Des chercheurs des villes jumelles de l'Université du Minnesota ont découvert une nouvelle méthode par laquelle un catalyseur peut être utilisé pour brûler sélectivement une molécule dans un mélange d'hydrocarbures, qui sont des composés en hydrogène et des atomes de carbone.
Cette nouvelle méthode pourrait aider à l'élimination des polluants et améliorer l'efficacité des processus industriels, allant de la production de carburants et de médicaments aux engrais et aux plastiques.
La recherche est publiée dans Science.
En utilisant un catalyseur d'oxyde de bismuth – une substance qui accélère une réaction chimique – les chercheurs peuvent brûler sélectivement une molécule dans un mélange de combustibles. Les chercheurs ont montré que vous pouvez combattre efficacement même de petites quantités d'acétylène dans des mélanges avec de l'éthylène. L'élimination de l'acétylène est un processus crucial pour empêcher l'empoisonnement des catalyseurs de polymérisation, ce qui est vital pour la production de plastiques en polyéthylène, un marché qui dépasse 120 millions de tonnes métriques par an.
« Personne d'autre n'a montré que vous pourriez combattre un hydrocarbure présent à de faibles concentrations, dans des mélanges avec d'autres », a déclaré Aditya Bhan, professeur distingué de l'Université McKnight au Département de génie chimique et en science des matériaux et enquêteur de plomb sur le journal.
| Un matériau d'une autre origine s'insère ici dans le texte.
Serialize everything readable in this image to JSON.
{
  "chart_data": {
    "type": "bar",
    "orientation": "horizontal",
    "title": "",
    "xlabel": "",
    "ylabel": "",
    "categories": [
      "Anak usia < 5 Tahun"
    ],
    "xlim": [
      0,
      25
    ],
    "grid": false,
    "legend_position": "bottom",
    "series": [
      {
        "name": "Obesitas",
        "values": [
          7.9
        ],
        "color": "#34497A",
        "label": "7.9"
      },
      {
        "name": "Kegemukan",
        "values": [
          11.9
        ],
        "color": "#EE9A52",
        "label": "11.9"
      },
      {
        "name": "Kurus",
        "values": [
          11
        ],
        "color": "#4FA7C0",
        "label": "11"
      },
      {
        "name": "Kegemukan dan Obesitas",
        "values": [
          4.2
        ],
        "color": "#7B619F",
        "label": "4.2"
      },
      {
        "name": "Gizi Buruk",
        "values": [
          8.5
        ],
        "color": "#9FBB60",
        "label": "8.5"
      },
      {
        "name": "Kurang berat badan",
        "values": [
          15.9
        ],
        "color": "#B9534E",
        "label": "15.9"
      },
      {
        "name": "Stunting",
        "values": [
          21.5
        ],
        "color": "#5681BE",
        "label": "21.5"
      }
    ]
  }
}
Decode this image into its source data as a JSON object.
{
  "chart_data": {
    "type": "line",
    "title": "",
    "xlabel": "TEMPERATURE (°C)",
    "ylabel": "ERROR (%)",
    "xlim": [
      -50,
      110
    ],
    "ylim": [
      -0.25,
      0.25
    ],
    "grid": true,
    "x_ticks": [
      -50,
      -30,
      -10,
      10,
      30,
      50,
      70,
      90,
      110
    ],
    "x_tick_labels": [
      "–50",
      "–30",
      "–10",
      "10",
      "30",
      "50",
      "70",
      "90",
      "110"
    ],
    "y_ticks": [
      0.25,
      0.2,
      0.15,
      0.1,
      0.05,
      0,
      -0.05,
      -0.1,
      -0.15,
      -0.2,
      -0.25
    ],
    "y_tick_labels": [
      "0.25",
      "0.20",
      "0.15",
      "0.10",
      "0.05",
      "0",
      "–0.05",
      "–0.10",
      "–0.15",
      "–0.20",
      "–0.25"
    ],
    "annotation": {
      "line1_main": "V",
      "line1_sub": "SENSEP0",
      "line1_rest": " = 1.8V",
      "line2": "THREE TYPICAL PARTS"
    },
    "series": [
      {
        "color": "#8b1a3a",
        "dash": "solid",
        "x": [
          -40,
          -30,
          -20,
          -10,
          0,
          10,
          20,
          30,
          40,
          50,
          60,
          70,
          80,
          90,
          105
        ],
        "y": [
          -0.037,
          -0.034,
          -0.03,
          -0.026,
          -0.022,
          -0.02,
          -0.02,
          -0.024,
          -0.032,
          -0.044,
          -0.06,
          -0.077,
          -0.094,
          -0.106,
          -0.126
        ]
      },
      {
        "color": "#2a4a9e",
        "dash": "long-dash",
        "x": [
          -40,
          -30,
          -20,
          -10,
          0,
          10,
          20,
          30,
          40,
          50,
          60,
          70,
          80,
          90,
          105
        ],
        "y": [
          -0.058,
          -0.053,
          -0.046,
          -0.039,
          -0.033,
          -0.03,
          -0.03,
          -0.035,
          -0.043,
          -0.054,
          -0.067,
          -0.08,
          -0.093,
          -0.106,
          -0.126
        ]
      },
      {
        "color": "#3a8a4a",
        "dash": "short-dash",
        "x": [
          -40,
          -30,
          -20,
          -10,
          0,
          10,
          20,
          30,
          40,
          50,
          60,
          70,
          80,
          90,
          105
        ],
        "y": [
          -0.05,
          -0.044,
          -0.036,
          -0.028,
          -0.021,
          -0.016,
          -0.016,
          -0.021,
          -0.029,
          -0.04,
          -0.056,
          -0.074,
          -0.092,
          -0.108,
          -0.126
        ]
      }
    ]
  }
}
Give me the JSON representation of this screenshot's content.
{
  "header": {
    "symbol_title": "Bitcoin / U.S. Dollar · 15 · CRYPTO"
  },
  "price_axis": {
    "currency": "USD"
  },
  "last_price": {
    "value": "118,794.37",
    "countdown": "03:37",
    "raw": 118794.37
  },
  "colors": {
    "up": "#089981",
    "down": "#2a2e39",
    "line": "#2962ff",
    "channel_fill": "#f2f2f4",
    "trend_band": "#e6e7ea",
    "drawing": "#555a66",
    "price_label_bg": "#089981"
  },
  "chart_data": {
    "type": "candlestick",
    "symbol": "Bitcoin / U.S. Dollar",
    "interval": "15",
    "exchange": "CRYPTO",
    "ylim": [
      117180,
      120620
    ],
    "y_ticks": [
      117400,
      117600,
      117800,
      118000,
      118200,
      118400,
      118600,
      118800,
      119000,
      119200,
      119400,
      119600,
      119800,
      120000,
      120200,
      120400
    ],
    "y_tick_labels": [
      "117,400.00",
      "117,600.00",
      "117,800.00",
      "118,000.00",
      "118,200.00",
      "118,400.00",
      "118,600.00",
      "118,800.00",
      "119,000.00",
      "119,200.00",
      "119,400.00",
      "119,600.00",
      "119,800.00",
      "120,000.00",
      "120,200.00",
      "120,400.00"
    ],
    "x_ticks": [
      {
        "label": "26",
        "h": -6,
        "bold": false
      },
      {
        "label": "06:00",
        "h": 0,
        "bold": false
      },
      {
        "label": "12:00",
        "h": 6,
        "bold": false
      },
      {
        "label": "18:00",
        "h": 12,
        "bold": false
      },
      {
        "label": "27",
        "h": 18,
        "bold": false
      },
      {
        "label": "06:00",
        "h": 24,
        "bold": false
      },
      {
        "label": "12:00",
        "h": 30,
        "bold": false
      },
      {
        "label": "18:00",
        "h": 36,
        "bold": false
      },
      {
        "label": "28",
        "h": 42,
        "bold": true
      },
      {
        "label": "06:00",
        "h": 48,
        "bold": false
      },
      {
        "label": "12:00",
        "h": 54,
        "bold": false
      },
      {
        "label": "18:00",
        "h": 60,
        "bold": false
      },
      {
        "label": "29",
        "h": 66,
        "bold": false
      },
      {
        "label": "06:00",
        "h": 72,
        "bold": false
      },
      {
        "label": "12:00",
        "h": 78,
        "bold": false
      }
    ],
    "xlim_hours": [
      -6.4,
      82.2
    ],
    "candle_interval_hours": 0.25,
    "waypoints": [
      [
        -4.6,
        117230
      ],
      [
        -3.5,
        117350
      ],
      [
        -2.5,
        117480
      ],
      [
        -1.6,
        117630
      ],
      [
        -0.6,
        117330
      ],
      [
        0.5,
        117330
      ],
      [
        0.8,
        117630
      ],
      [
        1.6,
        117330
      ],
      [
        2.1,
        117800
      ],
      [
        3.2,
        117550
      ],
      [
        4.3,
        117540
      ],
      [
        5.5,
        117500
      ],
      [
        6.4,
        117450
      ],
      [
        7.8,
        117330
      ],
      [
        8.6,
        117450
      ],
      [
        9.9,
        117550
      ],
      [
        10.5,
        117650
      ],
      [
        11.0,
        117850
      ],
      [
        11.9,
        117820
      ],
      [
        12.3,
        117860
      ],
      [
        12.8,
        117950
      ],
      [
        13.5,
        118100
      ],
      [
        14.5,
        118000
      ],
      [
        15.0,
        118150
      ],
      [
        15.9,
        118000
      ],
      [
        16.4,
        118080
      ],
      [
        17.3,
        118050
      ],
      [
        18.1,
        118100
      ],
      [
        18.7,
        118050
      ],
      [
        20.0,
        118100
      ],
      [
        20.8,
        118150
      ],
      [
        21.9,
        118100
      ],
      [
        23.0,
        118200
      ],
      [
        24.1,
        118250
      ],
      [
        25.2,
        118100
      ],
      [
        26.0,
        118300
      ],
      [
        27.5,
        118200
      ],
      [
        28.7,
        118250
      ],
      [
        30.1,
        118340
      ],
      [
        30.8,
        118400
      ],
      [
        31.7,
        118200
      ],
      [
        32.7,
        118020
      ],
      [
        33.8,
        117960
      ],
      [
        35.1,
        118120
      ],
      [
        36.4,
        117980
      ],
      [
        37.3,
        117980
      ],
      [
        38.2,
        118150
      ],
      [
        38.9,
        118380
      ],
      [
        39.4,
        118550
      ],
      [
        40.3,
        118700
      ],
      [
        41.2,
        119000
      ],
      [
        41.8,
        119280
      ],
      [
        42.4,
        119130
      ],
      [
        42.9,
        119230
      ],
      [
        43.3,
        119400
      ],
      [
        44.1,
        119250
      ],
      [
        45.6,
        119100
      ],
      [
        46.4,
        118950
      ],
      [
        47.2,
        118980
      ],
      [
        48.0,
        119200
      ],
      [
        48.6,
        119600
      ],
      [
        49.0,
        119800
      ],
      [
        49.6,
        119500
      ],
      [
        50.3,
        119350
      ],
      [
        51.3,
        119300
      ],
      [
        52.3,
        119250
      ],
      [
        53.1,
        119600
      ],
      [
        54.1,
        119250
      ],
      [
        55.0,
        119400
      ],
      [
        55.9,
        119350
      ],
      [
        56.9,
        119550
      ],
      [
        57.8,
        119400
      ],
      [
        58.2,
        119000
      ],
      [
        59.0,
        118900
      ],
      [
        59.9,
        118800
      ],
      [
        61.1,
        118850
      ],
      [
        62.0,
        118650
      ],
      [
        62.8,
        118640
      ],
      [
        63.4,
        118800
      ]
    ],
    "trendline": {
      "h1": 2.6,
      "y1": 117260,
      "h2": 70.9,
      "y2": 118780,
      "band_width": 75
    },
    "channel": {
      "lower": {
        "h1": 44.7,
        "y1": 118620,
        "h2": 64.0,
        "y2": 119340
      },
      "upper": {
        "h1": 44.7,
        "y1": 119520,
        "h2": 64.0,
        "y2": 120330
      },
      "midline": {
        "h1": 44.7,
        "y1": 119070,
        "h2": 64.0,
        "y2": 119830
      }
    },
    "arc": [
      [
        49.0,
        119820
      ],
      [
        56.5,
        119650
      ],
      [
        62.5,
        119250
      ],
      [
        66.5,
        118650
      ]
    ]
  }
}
Conventionnellement, les processus de combustion sont utilisés pour brûler tous les mélanges de carburant d'hydrocarbures à des températures élevées pour produire de la chaleur. L'utilisation d'un catalyseur a permis aux chercheurs de relever le défi de brûler une molécule mais pas des autres. Le catalyseur d'oxyde de bismuth est unique car il fournit son propre oxygène pendant la combustion, plutôt que d'utiliser de l'oxygène à partir d'une source extérieure, dans un processus appelé boucle chimique.
« Nous avons pu retirer l'oxygène du catalyseur et le remettre plusieurs fois, où le catalyseur change légèrement, mais sa réactivité n'est pas impactée. En fonctionnant dans ce mode de boucle chimique évite les problèmes d'inflammabilité », a déclaré Matthew Jacob, une université de l'Université de Minnesota Chemical Engineering Ph.D. candidat et premier auteur sur le journal.
Traditionnellement, éliminer les petites concentrations de contaminants est très difficile et à forte intensité d'énergie, mais cette nouvelle méthode pourrait fournir une alternative plus économe en énergie.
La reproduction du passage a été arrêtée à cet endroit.